Event-related discounts are the most specific type. Coupon codes and one-time percentage discounts are both examples of events you may wish to accompany with a retail discount. Just about anything can be an event – from your grand opening to a landmark deal with a new vendor.

Coupons are particularly useful for these types of discounts because they can be included with advertising materials intended for a wide audience. Coupons and coupon codes are easy to track, making it possible for you to measure the return on investment your discount ultimately generates.

How Much Should I Discount From the Full Price?

Cannabis retailers need to pay close attention to the amount they shave off of their own profits by offering discounts. Since every state has its own, independent cannabis industry and community, these numbers will vary from state-to-state, and can even differ widely between individual cities.

According to our industry-wide benchmarks, as of Q2 2020, California’s discount average is 10.20%, with an average transaction size of $65.70 and 2.55 products sold per transaction.

But these figures can vary widely: in Alaska, the discount average is 8.48%, with an average transaction size of $43.90 and 2.67 items sold per transaction. Oklahoma had the highest discount average of 18.65%, with an average transaction size of $62.84 and 6.06 items per transaction.

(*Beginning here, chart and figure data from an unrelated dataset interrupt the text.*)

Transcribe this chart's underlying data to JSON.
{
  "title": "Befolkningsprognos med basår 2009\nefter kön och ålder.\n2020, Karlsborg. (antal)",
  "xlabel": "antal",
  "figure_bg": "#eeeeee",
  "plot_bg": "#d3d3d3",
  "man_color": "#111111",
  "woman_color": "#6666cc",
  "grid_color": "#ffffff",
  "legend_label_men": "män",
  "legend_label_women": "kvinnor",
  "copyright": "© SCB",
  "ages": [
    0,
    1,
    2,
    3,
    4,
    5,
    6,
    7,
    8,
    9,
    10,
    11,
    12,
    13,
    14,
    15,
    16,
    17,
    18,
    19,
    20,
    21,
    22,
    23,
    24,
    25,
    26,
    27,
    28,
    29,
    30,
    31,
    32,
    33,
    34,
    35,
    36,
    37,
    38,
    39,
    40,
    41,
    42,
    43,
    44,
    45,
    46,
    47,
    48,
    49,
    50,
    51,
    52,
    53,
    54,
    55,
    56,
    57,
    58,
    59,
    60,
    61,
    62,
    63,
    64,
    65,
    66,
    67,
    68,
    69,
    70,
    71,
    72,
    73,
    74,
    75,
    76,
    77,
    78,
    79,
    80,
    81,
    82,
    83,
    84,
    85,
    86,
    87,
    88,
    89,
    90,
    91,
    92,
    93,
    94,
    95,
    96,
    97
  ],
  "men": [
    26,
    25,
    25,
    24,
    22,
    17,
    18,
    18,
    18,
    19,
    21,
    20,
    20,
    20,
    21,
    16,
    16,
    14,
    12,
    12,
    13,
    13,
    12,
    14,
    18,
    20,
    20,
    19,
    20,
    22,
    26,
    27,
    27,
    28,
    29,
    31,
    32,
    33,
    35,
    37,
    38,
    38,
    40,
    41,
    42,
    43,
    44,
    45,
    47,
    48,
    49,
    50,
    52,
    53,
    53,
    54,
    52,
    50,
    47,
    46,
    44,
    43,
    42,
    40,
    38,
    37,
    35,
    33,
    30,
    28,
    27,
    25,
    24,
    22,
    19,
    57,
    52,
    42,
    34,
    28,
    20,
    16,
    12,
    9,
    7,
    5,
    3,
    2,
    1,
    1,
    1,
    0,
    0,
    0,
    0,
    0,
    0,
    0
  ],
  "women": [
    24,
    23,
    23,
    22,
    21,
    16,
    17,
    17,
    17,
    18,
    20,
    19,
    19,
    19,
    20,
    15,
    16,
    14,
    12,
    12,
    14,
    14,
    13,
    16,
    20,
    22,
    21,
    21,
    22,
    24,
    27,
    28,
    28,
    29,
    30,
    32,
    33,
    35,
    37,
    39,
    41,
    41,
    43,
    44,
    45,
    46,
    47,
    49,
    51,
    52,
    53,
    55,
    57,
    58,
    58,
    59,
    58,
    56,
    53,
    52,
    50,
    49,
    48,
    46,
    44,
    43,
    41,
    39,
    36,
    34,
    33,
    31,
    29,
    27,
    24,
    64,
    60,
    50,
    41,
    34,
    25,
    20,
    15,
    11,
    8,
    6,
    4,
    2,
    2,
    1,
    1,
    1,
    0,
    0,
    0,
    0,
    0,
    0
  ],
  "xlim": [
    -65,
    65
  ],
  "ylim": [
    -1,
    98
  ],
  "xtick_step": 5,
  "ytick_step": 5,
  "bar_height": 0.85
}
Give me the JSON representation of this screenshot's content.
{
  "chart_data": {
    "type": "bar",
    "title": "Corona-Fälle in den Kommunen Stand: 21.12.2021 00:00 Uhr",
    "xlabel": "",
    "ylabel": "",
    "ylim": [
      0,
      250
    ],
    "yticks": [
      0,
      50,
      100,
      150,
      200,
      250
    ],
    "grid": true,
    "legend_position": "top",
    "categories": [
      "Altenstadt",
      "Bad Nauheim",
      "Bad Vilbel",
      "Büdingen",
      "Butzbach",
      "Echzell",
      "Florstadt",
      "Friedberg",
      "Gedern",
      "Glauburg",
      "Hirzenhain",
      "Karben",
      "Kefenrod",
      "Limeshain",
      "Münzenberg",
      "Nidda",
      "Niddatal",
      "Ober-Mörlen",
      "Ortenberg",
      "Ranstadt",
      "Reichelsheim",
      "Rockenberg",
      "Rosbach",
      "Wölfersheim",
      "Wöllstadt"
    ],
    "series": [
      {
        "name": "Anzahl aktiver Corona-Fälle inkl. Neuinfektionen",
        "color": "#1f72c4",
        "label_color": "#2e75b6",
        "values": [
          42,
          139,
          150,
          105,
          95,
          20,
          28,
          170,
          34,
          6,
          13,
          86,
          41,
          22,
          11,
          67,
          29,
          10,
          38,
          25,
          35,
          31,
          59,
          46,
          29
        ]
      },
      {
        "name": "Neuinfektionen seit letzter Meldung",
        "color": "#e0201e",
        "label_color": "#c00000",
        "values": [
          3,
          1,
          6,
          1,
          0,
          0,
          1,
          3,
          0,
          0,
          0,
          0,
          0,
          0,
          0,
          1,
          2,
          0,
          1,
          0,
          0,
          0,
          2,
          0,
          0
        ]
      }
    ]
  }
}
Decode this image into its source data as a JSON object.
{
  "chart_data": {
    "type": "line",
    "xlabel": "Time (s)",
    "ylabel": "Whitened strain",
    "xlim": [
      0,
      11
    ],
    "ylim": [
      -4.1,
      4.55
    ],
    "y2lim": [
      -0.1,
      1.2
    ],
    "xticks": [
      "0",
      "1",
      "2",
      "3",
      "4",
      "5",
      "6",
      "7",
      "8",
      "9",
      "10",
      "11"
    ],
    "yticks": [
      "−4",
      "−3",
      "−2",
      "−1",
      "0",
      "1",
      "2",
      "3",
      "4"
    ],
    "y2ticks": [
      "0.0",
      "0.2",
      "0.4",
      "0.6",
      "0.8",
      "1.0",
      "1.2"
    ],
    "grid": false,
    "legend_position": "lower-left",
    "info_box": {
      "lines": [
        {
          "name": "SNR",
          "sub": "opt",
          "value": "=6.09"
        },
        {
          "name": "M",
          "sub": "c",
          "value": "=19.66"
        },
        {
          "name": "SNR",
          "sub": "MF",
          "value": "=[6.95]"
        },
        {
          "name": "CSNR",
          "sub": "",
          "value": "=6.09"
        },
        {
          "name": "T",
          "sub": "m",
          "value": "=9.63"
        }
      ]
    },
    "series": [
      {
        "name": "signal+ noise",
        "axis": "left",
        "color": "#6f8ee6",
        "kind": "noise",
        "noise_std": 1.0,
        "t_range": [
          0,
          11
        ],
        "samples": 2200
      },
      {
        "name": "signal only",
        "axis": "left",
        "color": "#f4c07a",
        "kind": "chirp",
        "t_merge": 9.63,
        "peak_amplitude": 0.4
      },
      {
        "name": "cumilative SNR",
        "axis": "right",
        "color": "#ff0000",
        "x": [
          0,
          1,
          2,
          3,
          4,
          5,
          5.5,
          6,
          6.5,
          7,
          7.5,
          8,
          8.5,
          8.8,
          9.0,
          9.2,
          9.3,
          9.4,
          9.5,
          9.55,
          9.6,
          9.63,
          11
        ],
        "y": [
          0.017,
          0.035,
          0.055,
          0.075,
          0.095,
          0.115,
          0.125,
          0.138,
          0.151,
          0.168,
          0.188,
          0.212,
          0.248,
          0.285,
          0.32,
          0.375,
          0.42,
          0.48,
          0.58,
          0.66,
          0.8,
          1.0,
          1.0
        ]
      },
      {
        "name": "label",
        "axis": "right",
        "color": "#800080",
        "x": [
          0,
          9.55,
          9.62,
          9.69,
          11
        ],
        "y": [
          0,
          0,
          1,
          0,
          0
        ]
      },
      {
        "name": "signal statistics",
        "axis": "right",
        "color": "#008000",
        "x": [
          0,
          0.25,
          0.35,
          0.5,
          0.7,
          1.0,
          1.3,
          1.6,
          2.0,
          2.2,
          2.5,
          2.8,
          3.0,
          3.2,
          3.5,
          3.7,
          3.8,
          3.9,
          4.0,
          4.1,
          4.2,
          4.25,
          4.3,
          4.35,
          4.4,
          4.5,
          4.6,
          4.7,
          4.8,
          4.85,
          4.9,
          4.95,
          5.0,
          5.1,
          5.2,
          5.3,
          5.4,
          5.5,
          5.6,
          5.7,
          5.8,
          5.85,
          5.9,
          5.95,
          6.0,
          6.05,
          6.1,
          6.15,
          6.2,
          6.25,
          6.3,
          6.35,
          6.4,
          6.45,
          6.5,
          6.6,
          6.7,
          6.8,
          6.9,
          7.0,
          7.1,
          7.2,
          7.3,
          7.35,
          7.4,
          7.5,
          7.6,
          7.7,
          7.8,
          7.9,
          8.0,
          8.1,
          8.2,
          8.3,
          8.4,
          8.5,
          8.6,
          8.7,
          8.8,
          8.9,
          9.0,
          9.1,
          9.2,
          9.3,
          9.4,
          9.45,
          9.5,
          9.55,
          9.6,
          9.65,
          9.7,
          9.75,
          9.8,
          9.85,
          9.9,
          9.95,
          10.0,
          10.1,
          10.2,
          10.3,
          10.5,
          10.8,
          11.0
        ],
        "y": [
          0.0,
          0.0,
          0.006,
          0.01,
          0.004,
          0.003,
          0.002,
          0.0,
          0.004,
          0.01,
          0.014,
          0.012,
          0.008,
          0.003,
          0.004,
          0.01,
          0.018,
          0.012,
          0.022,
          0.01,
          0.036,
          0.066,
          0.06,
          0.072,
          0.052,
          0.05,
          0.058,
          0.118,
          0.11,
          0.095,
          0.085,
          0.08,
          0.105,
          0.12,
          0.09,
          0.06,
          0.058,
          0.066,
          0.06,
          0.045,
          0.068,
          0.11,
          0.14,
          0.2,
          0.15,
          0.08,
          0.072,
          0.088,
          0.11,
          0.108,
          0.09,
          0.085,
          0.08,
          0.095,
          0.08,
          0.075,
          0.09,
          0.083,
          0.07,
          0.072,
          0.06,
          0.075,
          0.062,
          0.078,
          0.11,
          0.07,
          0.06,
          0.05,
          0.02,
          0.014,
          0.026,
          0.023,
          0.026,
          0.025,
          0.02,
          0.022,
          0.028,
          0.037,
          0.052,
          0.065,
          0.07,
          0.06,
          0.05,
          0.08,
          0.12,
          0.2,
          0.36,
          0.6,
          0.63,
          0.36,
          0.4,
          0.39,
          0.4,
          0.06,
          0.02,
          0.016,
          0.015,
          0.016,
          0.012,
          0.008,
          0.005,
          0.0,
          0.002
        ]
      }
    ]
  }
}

Massachusetts has a high discount average of 15.08%, along with a high average transaction size of $157.29, spread over an average of 4.05 items per transaction. You can assess the appropriate discount size for your store’s size by comparing your own averages to the averages of the state you operate in. Implement a comprehensive sales and inventory solution to gain access to this kind of data and use it to inform your business decisions.